Você pode ir para a página do livro clicando aqui.
Como se deu a transição da Sônia Rosa leitora para a Sônia Rosa escritora? Em que momento surgiu na sua vida o desejo de tornar a escrita uma profissão?
Primeiramente quero falar da minha alegria em chegar à Oficina da Raquel esta editora tão simpática e potente.
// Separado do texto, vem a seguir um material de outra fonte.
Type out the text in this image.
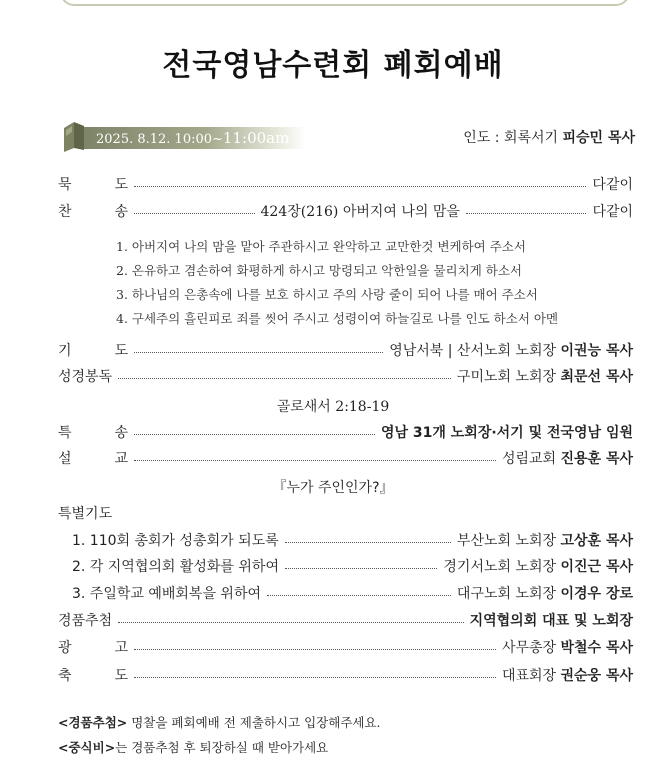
전국영남수련회 폐회예배
2025. 8.12. 10:00~11:00am	인도 : 회록서기 피승민 목사
묵	도	다같이
찬	송	424장(216) 아버지여 나의 맘을	다같이
1. 아버지여 나의 맘을 맡아 주관하시고 완악하고 교만한것 변케하여 주소서
2. 온유하고 겸손하여 화평하게 하시고 망령되고 악한일을 물리치게 하소서
3. 하나님의 은총속에 나를 보호 하시고 주의 사랑 줄이 되어 나를 매어 주소서
4. 구세주의 흘린피로 죄를 씻어 주시고 성령이여 하늘길로 나를 인도 하소서 아멘
기	도	영남서북 | 산서노회 노회장 이권능 목사
성경봉독	구미노회 노회장 최문선 목사
골로새서 2:18-19
특	송	영남 31개 노회장·서기 및 전국영남 임원
설	교	성림교회 진용훈 목사
『누가 주인인가?』
특별기도
1. 110회 총회가 성총회가 되도록	부산노회 노회장 고상훈 목사
2. 각 지역협의회 활성화를 위하여	경기서노회 노회장 이진근 목사
3. 주일학교 예배회복을 위하여	대구노회 노회장 이경우 장로
경품추첨	지역협의회 대표 및 노회장
광	고	사무총장 박철수 목사
축	도	대표회장 권순웅 목사
<경품추첨> 명찰을 폐회예배 전 제출하시고 입장해주세요.
<중식비>는 경품추첨 후 퇴장하실 때 받아가세요
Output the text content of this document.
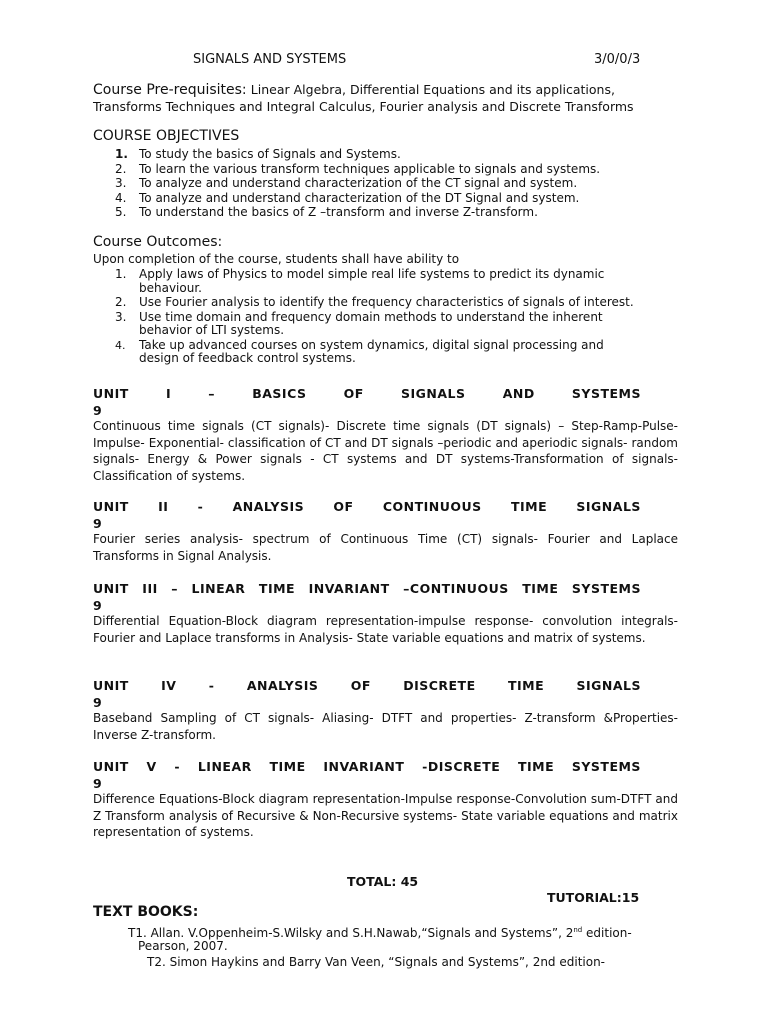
SIGNALS AND SYSTEMS	3/0/0/3
Course Pre-requisites: Linear Algebra, Differential Equations and its applications,
Transforms Techniques and Integral Calculus, Fourier analysis and Discrete Transforms
COURSE OBJECTIVES
1. To study the basics of Signals and Systems.
2. To learn the various transform techniques applicable to signals and systems.
3. To analyze and understand characterization of the CT signal and system.
4. To analyze and understand characterization of the DT Signal and system.
5. To understand the basics of Z –transform and inverse Z-transform.
Course Outcomes:
Upon completion of the course, students shall have ability to
1. Apply laws of Physics to model simple real life systems to predict its dynamic
behaviour.
2. Use Fourier analysis to identify the frequency characteristics of signals of interest.
3. Use time domain and frequency domain methods to understand the inherent
behavior of LTI systems.
4. Take up advanced courses on system dynamics, digital signal processing and
design of feedback control systems.
UNIT	I	–	BASICS	OF	SIGNALS	AND	SYSTEMS
9
Continuous time signals (CT signals)- Discrete time signals (DT signals) – Step-Ramp-Pulse- Impulse- Exponential- classification of CT and DT signals –periodic and aperiodic signals- random signals- Energy & Power signals - CT systems and DT systems-Transformation of signals-Classification of systems.
UNIT II - ANALYSIS OF CONTINUOUS TIME SIGNALS
9
Fourier series analysis- spectrum of Continuous Time (CT) signals- Fourier and Laplace Transforms in Signal Analysis.
UNIT III – LINEAR TIME INVARIANT –CONTINUOUS TIME SYSTEMS
9
Differential Equation-Block diagram representation-impulse response- convolution integrals-Fourier and Laplace transforms in Analysis- State variable equations and matrix of systems.
UNIT	IV	-	ANALYSIS	OF	DISCRETE	TIME	SIGNALS
9
Baseband Sampling of CT signals- Aliasing- DTFT and properties- Z-transform &Properties-Inverse Z-transform.
UNIT V - LINEAR TIME INVARIANT -DISCRETE TIME SYSTEMS
9
Difference Equations-Block diagram representation-Impulse response-Convolution sum-DTFT and Z Transform analysis of Recursive & Non-Recursive systems- State variable equations and matrix representation of systems.
TOTAL: 45
TUTORIAL:15
TEXT BOOKS:
T1. Allan. V.Oppenheim-S.Wilsky and S.H.Nawab,“Signals and Systems”, 2nd edition-
Pearson, 2007.
T2. Simon Haykins and Barry Van Veen, “Signals and Systems”, 2nd edition-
Esta é uma longa história, que se entrelaça com o desejo de me tornar escritora. Na verdade, nunca imaginei me tornar uma escritora. Este sonho não fez parte da minha infância, já que “ser escritora” era algo absolutamente fora das minhas perspectivas dentro da ambiência daquele momento histórico familiar do “meu eu criança”, onde não havia livros em casa. Por outro lado, me apaixonei pela palavra dita, falada, cantada, recitada, em verso e em prosa. Minha mãe contava histórias, adivinhas, provérbios, travalínguas…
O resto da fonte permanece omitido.